For instance, you can find SOC reports for Amazon, Google, and Microsoft with a Google search. Schwab is not as straightforward on their public facing site but they still have a dedicated cybersecurity page.
Microsoft promises customer notification in the event of data breaches within 72 hours, Google promises "prompt" notifications, and while Charles Schwab doesn't have a public-facing notification policy they are a "covered entity," and would have to adhere to the same provisions as RIAs.
We chose those companies as examples, but many or most other large corporations already have similar written policies in place. In large part because it is good business.
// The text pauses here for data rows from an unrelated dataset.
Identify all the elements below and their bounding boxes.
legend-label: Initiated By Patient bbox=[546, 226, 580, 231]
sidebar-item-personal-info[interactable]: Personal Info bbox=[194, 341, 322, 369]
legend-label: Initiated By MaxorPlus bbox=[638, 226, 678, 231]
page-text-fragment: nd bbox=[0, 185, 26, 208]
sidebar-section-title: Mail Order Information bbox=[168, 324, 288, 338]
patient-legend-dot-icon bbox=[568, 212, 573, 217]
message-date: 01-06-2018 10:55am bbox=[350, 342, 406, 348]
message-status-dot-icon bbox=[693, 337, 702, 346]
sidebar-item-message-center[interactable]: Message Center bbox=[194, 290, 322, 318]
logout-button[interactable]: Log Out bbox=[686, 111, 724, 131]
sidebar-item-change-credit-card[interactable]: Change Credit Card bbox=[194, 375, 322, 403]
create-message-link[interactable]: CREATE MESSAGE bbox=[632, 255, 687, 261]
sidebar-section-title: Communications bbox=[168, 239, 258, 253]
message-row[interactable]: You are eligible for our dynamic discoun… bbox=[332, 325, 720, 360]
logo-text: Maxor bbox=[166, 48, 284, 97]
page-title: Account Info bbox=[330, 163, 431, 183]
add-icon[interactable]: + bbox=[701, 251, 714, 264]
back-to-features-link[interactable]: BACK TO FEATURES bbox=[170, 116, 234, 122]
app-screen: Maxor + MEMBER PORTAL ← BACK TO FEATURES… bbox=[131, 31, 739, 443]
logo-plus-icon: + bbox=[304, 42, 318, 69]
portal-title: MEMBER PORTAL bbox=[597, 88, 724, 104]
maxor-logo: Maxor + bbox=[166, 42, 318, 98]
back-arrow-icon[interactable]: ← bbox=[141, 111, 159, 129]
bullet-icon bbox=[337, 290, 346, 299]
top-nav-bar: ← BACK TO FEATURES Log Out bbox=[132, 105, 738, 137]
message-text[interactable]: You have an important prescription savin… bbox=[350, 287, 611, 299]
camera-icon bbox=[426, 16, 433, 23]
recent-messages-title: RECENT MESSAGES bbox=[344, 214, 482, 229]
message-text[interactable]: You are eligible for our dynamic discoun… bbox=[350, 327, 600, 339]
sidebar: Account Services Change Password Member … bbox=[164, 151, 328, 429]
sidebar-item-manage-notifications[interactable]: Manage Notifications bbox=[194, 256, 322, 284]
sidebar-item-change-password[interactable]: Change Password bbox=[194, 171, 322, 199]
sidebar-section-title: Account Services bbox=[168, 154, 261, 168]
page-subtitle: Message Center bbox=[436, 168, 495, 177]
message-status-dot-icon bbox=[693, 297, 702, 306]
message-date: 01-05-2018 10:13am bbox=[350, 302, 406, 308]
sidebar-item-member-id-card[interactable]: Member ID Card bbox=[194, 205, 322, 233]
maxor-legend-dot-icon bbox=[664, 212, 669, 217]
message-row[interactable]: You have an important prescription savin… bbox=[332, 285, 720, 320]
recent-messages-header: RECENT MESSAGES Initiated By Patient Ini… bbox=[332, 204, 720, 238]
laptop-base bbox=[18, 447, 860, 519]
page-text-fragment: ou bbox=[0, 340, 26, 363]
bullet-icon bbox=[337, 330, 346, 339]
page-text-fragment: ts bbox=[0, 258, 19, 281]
Many of them must be GPDR, HIPAA, CMMC or NYDFS compliant, frameworks that have significant overlaps with the proposed SEC regulations.
All of this is to say: RIAs may not have negotiating power with big companies in regard to cybersecurity, but they rarely need it. (Most of) those companies already make it easy to be compliant with written contacts.
--
It is only fair to mention that both Amazon and Google opposed the provision requiring a written contract with service providers as proposed, from footnote 230:
See AWS Comment Letter (suggesting that in order to address the practical difficulties of compliance, the Commission should provide covered institutions with a flexible approach to achieving compliance with the service provider provisions that relies on the use of independent certifications, attestations, and adherence to industry standards); see also Google Comment Letter (suggesting that rather than prescribing the specific practices that must be included in the contract, (a) contracts should require service providers to implement and maintain appropriate measures that are consistent with industry standards, and (b) each covered entity should oversee its providers to assess if the provider addresses the relevant practices to an adequate standard—noting this activity can be supported with third party certifications and standards).
However, this language is really asking for clarification that industry standard cybersecurity policies (which they already have) can be considered compliant for covered entities. A position CyberSecureRIA supports.
The comments implicitly suggest that these same providers will provide the necessary compliance regardless, otherwise the SEC position would be of minimal consequence to them.